Look for Democratic Rep. G.K. Butterfield of Wilson to sit with Republican Rep. Walter Jones of Farmville. Their eastern North Carolina congressional districts interlace like a pair of adjoining hands, and the two sometimes work together on issues affecting agriculture and the military.

Sen. Kay Hagan, a Greensboro Democrat, went bicameral with her invitation to freshman Republican Rep. Renee Ellmers of Dunn.

And popular Republican Rep. Howard Coble will walk in with three Democrats on his arm: Reps. Mel Watt of Charlotte, David Price of Chapel Hill and Brad Miller of Raleigh.

Rep. Larry Kissell of Biscoe had asked Coble too and still hopes to sit near the Piedmont crowd — but he’ll definitely be in the House with Republican Rep. Chris Gibson of New York, a former brigade commander from Fort Bragg.

Shuler, a Waynesville Democrat, helped initiate the whole bipartisan trend last week. He was one of the lead signers on a letter by Democratic Sen. Mark Udall of Colorado urging bipartisan seating. Fifty-five House members and senators signed onto the letter.

“I’ve said this before, it’s time that the Congress, together as one, becomes a team,” Shuler said. “In order for our country to move forward, we have to unite together.”

Shuler will sit alongside Republican Rep. Dean Heller of Nevada. The two have worked on economic issues, Shuler said, and sometimes play basketball together.

Udall said at the press conference that he and Sen. Lisa Murkowski of Alaska had planned to walk in the House chamber together this evening, then he would go to the GOP side and she would go sit among Democrats.

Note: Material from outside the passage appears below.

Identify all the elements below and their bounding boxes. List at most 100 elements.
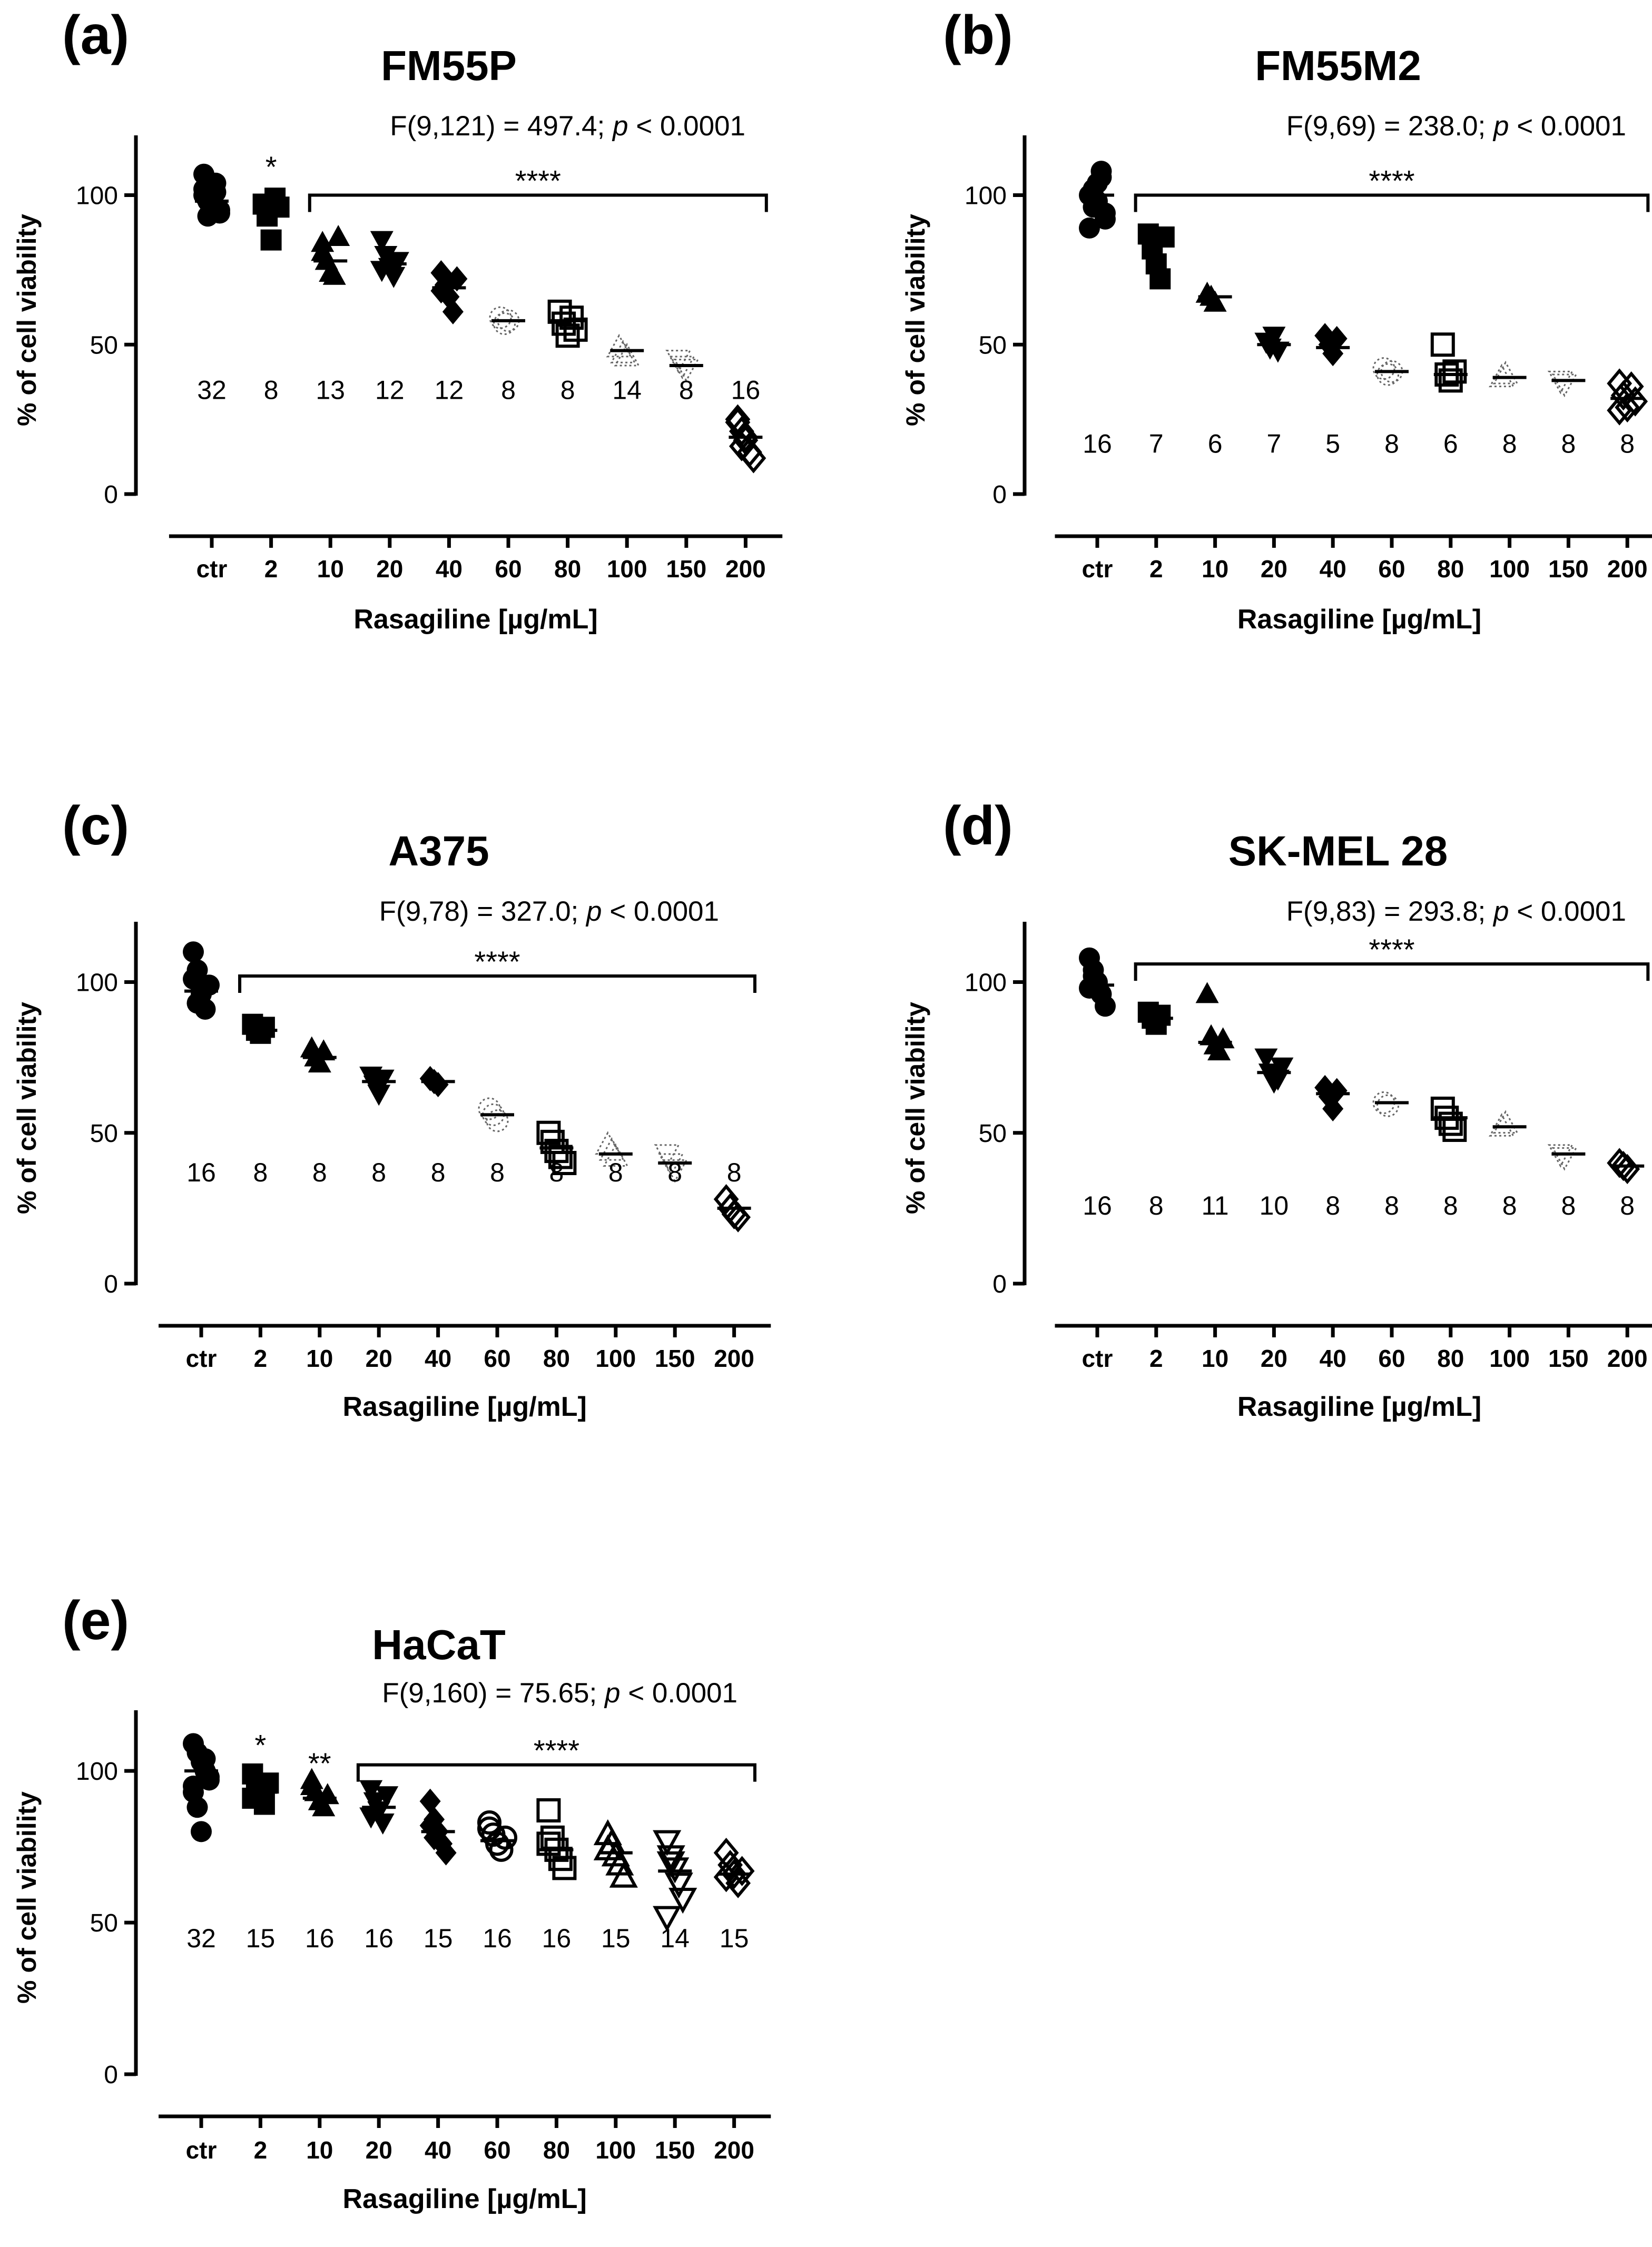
y-axis-label: % of cell viability (12, 1002, 42, 1214)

But that plan evolved, with Capitol Hill caught up in a sort of prom-night frenzy as members seek out dates for the speech.

Among the other matchups in the N.C. delegation:

Republican Rep. Virginia Foxx of Banner Elk will sit with Democratic Rep. Yvette Clarke of New York, a friend on the House Education and Workforce committee.

Democratic Rep. Mike McIntyre of Lumberton will sit with Republicans Rep. Robert Aderholt of Alabama and Randy Forbes of Virginia.

And Republican Rep. Sue Myrick of Charlotte will sit with Democratic Rep. Lois Capps, a colleague from the House Energy and Commerce Committee and the House Cancer Caucus.

Rep. Patrick McHenry of Cherryville, who has been one of the GOP’s most loyal partisans in the past few years, plans to just find an open seat, his spokesman said.

And Sen. Richard Burr, a Winston-Salem Republican, hasn’t returned a request for his plans for the evening.